AbbVie’s oral, interferon-free regimen for treating hepatitis C (HCV) cured 96% of difficult-to-treat patients within just 12 weeks in a late-stage clinical trial, giving the firm a strong position in the race to get new, more convenient therapies on the market.
SAPPHIRE II, the second of six Phase III studies assessing its investigational three direct-acting-antiviral (3D) regimen plus ribavirin, included 394 in patients with genotype 1 (GT1) HCV infection, all of which previously failed pegylated interferon and ribavirin treatment, including around 49% of who had failed to respond at all.
Also of note, the majority of patients had GT1a disease, which is notoriously difficult to treat, but still 96% had achieved sustained virologic response at 12 weeks, compared to 97% of those with the GT1b type.
Data showed that virology relapse or breakthrough occurred in just 2% of patients receiving the 3D regimen plus ribavirin, and that three patients (1%) discontinued due to adverse events, lending further weight to its tolerability profile, a crucial factor in treatment particularly given the issues with interferon therapy.
On the downside, AbbVie’s treatment regimen comes with a high pill burden, with patients having to take six pills a day in some cases.

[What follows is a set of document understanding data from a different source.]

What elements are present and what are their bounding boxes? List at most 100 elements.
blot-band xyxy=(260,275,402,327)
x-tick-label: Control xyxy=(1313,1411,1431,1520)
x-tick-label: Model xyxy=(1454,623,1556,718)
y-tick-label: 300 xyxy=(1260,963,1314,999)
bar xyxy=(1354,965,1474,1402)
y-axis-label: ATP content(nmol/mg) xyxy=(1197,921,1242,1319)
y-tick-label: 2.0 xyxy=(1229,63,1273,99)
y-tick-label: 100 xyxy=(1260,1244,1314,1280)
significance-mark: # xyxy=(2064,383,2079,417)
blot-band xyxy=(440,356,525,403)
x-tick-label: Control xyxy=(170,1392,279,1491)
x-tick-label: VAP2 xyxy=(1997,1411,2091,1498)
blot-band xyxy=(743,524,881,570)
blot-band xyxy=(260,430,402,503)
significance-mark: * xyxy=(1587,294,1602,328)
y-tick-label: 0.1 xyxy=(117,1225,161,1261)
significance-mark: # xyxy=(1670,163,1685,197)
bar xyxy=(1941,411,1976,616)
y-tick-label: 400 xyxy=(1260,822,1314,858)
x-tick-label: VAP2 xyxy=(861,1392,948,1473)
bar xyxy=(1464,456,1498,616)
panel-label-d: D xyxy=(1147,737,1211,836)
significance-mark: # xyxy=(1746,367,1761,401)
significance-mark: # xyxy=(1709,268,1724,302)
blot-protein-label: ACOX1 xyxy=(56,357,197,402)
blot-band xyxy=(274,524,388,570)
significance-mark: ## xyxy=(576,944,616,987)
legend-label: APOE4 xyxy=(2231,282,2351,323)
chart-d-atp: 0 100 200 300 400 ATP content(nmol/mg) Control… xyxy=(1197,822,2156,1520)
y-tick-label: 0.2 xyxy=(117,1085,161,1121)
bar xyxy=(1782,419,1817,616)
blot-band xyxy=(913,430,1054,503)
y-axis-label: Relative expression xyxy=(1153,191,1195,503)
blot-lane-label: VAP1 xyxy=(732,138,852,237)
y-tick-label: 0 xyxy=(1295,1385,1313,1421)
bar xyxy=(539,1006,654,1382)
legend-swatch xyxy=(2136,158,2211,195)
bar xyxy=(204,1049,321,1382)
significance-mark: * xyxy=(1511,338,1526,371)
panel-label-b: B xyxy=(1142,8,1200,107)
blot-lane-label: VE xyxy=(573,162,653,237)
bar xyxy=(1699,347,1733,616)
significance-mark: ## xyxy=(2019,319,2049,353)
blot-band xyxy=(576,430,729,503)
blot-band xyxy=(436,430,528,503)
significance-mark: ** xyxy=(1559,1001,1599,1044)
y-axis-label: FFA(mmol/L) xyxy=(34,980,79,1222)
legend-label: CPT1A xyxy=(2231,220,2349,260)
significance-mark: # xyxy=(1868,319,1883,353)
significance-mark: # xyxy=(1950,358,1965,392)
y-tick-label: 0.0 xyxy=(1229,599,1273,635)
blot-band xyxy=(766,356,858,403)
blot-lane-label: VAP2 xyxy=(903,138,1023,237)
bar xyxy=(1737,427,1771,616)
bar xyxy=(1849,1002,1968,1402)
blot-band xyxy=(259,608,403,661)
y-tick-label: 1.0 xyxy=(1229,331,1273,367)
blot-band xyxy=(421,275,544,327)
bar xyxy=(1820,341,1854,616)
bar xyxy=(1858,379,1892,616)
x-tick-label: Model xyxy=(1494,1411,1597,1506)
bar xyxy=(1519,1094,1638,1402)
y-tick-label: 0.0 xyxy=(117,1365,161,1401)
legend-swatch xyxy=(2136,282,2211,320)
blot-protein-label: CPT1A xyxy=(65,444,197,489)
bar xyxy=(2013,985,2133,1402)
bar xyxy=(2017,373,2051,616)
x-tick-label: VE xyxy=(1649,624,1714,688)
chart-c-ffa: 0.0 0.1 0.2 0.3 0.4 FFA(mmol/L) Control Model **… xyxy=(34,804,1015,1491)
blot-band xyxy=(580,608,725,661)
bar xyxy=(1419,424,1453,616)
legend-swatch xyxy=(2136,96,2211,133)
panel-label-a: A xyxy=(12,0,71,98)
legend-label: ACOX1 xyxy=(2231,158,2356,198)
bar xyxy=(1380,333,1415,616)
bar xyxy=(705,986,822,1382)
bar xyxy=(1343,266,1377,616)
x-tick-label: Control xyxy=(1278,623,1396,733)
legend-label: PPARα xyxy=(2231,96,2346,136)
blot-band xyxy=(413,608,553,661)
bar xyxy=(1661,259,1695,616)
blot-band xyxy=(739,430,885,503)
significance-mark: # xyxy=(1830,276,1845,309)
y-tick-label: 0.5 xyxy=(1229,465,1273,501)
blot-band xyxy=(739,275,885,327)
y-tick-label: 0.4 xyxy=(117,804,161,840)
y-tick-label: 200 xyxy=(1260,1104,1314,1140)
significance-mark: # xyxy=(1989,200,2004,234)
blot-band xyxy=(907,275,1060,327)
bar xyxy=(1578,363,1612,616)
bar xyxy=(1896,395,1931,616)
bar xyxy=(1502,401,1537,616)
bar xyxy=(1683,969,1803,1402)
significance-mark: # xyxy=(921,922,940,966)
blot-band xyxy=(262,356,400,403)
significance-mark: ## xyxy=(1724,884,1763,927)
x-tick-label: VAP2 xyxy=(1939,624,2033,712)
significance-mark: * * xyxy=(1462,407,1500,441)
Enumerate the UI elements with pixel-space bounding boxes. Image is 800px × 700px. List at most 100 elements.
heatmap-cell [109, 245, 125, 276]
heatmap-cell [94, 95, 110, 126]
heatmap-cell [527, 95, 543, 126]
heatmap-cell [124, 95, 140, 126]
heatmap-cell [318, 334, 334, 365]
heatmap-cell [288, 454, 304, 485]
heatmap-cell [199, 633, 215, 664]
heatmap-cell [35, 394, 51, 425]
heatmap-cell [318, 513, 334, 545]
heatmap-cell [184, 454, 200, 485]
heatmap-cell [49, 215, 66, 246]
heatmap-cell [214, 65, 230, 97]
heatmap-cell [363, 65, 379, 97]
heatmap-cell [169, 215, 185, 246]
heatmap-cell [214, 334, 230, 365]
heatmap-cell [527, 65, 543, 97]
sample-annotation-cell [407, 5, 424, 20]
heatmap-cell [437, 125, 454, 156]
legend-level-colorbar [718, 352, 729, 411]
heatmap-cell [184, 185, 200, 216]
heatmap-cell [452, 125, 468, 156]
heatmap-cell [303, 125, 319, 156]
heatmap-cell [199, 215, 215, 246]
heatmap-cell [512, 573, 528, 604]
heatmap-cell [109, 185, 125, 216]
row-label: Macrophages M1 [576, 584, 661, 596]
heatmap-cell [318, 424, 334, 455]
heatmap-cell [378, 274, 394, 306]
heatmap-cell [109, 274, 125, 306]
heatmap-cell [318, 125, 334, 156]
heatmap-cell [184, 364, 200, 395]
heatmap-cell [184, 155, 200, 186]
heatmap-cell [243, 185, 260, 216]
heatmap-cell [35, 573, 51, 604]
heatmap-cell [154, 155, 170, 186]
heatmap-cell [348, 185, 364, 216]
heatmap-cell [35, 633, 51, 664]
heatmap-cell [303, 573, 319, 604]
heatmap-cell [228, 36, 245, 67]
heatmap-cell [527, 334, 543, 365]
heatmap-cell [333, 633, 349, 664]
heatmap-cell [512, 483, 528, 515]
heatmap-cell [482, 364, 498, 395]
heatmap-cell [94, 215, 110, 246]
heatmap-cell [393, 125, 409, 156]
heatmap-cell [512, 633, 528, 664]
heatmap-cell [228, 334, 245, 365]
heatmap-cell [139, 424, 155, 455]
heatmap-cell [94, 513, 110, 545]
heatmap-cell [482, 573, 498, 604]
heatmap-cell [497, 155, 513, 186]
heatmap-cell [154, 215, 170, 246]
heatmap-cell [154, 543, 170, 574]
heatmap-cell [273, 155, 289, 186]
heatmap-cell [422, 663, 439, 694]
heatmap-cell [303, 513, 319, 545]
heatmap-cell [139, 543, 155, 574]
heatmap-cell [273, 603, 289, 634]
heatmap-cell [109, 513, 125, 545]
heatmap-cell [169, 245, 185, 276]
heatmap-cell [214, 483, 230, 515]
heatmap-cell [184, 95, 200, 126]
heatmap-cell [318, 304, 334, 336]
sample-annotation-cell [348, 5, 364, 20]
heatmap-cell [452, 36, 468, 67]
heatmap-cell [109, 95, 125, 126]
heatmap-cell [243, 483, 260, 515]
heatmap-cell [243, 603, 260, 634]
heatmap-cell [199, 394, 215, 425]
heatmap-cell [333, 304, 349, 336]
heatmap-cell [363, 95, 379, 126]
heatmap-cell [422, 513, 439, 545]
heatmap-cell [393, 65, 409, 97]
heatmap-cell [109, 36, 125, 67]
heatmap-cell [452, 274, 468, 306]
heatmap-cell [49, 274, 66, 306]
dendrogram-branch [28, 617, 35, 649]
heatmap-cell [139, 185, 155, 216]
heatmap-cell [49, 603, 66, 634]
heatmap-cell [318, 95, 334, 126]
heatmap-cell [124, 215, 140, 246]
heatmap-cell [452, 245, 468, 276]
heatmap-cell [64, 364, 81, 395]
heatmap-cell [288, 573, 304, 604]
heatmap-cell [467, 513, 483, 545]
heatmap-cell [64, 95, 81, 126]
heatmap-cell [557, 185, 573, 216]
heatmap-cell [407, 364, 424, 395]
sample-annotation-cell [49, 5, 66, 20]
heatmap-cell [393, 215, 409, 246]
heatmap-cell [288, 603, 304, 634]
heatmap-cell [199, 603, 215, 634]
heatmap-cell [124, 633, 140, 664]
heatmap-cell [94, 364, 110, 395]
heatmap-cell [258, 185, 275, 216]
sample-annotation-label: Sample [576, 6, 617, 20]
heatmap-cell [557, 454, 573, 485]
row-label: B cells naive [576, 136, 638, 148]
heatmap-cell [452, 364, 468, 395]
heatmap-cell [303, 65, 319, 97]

Nevertheless, some experts believe this is negated by short treatment duration.
Gilead, Merck & Co and Bristol-Myers Squibb are also developing HCV therapies without the need for interferon injections to access a market worth billions of dollars, that will only expand as low rates of diagnoses improve. On the other hand, whether these regimens will make it past global cost-regulators remains to be seen.
Gilead’s Sovaldi was approved by US regulators just days ago as the first drug to demonstrate safety and efficacy to treat HCV infection without the need for interferon.